Inhalt
Die junge Ballett-Elevin Suzy kommt aus den USA nach Freiburg, um dort an einer angesehenen Schule, Tanz zu studieren. Als sie dort ankommt, beobachtet sie noch ein junges Mädchen, das aus der Schule flieht, um dann aber später in der eigenen Wohnung auf mysteriöse Art und Weise ermordet zu werden. Doch auch Suzy kommt die Schule zunehmend merkwürdig vor. Die Lehrerinnen führen ein hartes Regiment, nachts hört man seltsame Geräusche und etwas schleicht nachts durch den provisorischen Schlafsaal. Langsam aber sicher forscht Suzy den merkwürdigen Vorgängen nach und findet heraus, daß das Haus an sich eine unheimliche Geschichte hat und eine dunkle Macht beherbergt.
Kritik
„Suzy, was weißt du über Hexen?“
Der tiefe Fall einzigartiger Genreregisseure ist nicht neu und immer wieder bedauerlich, was mit Dario Argento („Phenomena“) passiert ist, wird wohl maximal nach der Obduktion ersichtlich werden. Vielleicht hat er einmal zu oft mit den Mächten des Bösen getanzt, der Fluch der drei Mütter ihn eingeholt. Das, oder Hirnschaden, anders lässt sich sein Schaffen in den letzten Jahren kaum erklären. Dagegen wirkt selbst der Werdegang eines John Carpenter („Das Ding aus einer anderen Welt“) oder der etwas milderer eines George A. Romero („Zombie – Dawn of the Dead“) wie ein Sturz mit dem Fahrrad beim Brötchenholen.

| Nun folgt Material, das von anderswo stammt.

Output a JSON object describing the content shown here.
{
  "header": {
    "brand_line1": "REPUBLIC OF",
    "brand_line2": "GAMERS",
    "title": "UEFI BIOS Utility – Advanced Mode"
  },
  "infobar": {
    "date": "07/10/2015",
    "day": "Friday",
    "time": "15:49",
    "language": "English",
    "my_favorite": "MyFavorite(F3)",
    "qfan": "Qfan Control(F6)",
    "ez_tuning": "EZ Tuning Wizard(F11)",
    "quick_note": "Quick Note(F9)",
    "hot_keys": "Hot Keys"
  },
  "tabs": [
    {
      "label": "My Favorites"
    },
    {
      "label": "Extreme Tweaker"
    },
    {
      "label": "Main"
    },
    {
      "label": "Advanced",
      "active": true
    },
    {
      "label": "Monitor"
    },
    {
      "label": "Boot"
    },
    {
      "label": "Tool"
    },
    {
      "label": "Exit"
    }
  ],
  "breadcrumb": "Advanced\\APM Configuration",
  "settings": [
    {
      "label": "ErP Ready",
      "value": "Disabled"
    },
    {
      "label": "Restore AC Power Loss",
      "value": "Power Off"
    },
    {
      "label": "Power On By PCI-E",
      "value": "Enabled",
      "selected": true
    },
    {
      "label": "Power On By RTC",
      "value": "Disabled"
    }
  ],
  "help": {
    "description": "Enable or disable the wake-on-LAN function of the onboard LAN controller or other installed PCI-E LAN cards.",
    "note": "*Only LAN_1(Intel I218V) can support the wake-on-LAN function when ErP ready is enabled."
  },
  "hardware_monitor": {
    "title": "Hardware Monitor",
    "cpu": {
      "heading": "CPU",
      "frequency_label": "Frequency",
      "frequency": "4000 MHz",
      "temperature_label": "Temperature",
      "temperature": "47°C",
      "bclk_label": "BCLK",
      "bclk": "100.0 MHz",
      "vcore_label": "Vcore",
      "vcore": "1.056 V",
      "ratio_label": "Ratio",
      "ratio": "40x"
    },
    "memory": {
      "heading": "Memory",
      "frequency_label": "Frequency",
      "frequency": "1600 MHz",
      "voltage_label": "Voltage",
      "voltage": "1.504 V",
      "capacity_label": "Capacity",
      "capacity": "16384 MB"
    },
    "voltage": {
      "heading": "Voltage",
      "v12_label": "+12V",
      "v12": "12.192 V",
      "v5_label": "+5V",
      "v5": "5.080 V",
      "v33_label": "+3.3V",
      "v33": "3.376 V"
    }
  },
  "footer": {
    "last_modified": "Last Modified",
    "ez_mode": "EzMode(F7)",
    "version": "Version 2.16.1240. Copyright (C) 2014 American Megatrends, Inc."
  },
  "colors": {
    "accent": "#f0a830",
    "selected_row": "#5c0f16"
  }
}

Einer der Mitbegründer des italienischen Genrekinos und des Giallo („Das Geheimnis der schwarzen Handschuhe“) erlebte zwischen den frühen 70er und späten 80er Jahren seinen Höhepunkt, schuf unsterbliche Werke, die Speerspitze (beinah in der Mitte) stellt bis heute „Suspiria“ dar, der womöglich perfekte Horrorfilm. Weil er sich nicht gänzlich greifen lässt, keinen Zwängen unterliegt, bewusst dem (einst) kreativen Gedankengut seines Regisseurs freien Lauf lässt und das Genre auf das Essenziellste reduziert: Angst. Nicht die Angst vor Schmerzen, dem Tod oder ganz rationalen Dingen, auf Urängste, bald kindlicher Natur. Dem, was wir nicht verstehen, was wir spüren, aber nicht sehen; dem was lauert, aber nicht zum Vorschein kommt. Der Angst vor dem Bösen, vor der Hexe. Der ersten Mutter. Dem Kinderschreck aus jedem Märchen.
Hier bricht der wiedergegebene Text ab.